It's been quite awhile, and a LOT has happened since April and my last post. I guess I could cite a lot of reasons for not posting for so long, but the real reason is that I got tired of everything having to do with being sick. Everything including this blog, unfortunately. I needed some time off. [Not that I can actually have that, given that not writing in a blog doesn't make the sick go away, but whatever, details.]
So, now that I'm back, what's been going on lately, you ask?
A solid question. Let me see if I can answer it for ya:
I've been seeing a new nutritionist regularly. At first once a month, but now twice a month. She's been working with me since March. And she is fixing me (her words during our first meeting). She believes, as I do, that with the right balance of foods and the right diet, I can be healthy again. I won't have to take the pharmacy that the docs put me on. And I can hold at bay the symptoms of all the disorders I was diagnosed with by the docs. This kind of hope is something my docs never gave me. Exhibition A why I like this nutritionist so much.
I've also been getting healthy again. No more pain (well, unless I eat something stupid - but at least then I know what it was that caused the pain). No more crazy symptoms. I have energy again. I have the strength to walk around the city as much as I please. I can go dancing regularly and I don't tire after a few dances. I can enjoy being around people again because I don't have all of these embarassing or uncomfortable symptoms to deal with. I've gained weight back - I'm a proud size 4 and staying steadily there. I got back my girl-curves. I have curves again!
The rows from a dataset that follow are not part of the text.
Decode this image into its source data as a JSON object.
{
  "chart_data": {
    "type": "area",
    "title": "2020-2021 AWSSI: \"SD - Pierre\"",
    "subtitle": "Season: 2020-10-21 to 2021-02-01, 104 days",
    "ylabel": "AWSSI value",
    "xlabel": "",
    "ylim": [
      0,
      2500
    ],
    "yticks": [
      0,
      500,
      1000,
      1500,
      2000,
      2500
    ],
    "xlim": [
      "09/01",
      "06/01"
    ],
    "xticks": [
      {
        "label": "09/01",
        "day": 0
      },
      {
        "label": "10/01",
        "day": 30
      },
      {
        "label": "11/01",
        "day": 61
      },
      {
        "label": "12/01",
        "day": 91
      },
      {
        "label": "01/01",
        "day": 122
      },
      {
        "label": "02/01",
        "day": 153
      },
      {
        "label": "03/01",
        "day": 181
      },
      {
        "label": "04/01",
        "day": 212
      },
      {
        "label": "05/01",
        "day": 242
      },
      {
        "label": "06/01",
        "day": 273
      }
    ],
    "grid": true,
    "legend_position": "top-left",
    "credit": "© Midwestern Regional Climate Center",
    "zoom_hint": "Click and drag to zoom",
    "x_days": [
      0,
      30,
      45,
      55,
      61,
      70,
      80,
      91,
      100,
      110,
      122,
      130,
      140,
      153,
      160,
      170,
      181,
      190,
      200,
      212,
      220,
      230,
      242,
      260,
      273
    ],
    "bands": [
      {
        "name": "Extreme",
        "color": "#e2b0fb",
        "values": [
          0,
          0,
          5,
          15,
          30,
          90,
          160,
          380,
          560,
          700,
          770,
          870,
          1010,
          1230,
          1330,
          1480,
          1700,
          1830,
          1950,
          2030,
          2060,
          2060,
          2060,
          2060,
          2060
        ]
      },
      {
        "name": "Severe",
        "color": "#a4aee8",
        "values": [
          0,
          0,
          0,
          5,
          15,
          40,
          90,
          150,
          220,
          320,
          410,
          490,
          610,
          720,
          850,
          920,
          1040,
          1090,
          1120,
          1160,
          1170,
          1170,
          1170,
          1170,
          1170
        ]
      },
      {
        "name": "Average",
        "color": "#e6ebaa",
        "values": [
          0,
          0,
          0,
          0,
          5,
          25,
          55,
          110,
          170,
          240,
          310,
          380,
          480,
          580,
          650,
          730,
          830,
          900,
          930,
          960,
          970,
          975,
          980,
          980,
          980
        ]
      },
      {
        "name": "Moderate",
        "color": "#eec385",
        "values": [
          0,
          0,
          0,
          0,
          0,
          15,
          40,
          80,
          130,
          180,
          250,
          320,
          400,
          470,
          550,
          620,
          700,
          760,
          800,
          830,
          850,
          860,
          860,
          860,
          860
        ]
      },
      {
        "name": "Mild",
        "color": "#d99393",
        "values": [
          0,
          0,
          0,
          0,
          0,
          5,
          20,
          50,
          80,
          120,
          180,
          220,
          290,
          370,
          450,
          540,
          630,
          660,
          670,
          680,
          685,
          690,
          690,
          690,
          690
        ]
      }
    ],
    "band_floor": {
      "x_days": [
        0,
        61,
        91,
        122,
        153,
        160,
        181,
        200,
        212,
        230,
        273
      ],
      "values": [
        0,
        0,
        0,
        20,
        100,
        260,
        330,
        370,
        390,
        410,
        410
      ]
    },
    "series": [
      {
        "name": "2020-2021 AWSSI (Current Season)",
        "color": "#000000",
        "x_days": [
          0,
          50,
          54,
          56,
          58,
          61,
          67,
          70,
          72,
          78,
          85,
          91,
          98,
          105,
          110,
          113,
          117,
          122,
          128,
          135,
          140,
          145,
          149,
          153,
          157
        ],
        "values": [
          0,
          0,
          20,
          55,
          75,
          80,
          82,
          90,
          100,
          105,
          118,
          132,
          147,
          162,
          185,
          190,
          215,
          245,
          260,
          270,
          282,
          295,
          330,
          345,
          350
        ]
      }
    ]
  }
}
And the kicker: I ate Thai food on Sunday night!!!
Yes, that's right. I can eat things again. Many things that I haven't eaten in a year or more are suddenly available for the choosing in my weekly diet. Oranges, yogurt (hopefully - that one's currently in the works), nuts and nut butters, legumes, broccoli on a limited scale, ginger ale. And over the next two months, I get to add cheese (hard cheese, like white cheddar), tomatoes, and mint. Cross your fingers that all goes well!
I will never be able to eat the way I used to, of course. There will always be some things off-limits to me. Hydrogenated oils have been axed, along with high fructose corn syrup as much as is possible. Sugar content has dropped a lot. Fat content is kept at low levels, with the exception of good-for-you natural fats (omega-3s and omega-6s). Fried food has lost its appeal for me. But, you know, I'm okay with these things. I eat a much more healthy and balanced diet. I am aware of what I'm putting in my body, aware of where my food comes from as much as I can be.
So, overall, things are good now. I take a look back at the past year and a half and I realize that, for all the pain and suffering I went through, for all the mistakes I've uncovered about my food and eating habits, for all the information and misinformation I've picked up along the way, I have emerged on the other side in a really great place. And life will never be the same again.
I cook for myself now - daily, no, but a couple times a week. I'm becoming more and more of a localvore. I enjoy the whole process of food - where it comes from, how I get it, how I prepare it, and how its eaten and digested. It's a beautiful cycle that I've taken for granted all of my life. No longer. I go twice a week to the farmers' market downtown near my office. I have a CSA with one of the farms there - and I've gotten to know the farmers from that stand VERY well. I'm starting my own potted herb garden on my back porch - fresh herbs are fabulous. I would love to someday have my own organic garden. I'm starting to get a feel for planning and strategizing for the winter months - how to use the bounty of fresh produce now, in the summertime, and how to save some for the winter months to come. I don't think I've got enough of a hang of it to feed myself all winter with the stuff I save throughout the summer, but I'll get better with each passing year. Wouldn't it be great not to have to buy any produce from the grocery store over the winter because all of the fresh fabulous produce from the summer that I saved is waiting in cans, jars, and the freezer for me to cook up and eat? That's my dream.
So, that's a rather rambly version of what's been going on in the 3 months of silence on this blog. I have a lot of recipes to add in the coming weeks - things I've saved and taken pictures of with the goal of eventually posting it up here. Be prepared for an onslaught of new posts as I get to those recipes.
One last thing before I sign off of this post:
I've found a new dream for the future of America - my new personal dream for all Americans. I hope that someday everyone sees food and nutrition and health the way I have grown to see it - or at least in a similar vein. It's a black box to our population right now, and I find this extremely sad. It's actually not all that difficult to learn, once you put your mind to it. My dream for America: that everyone of us will put our minds to it and learn. Our entire culture, and all of our future generations, will benefit from it. And we'll all look a little nicer, too.]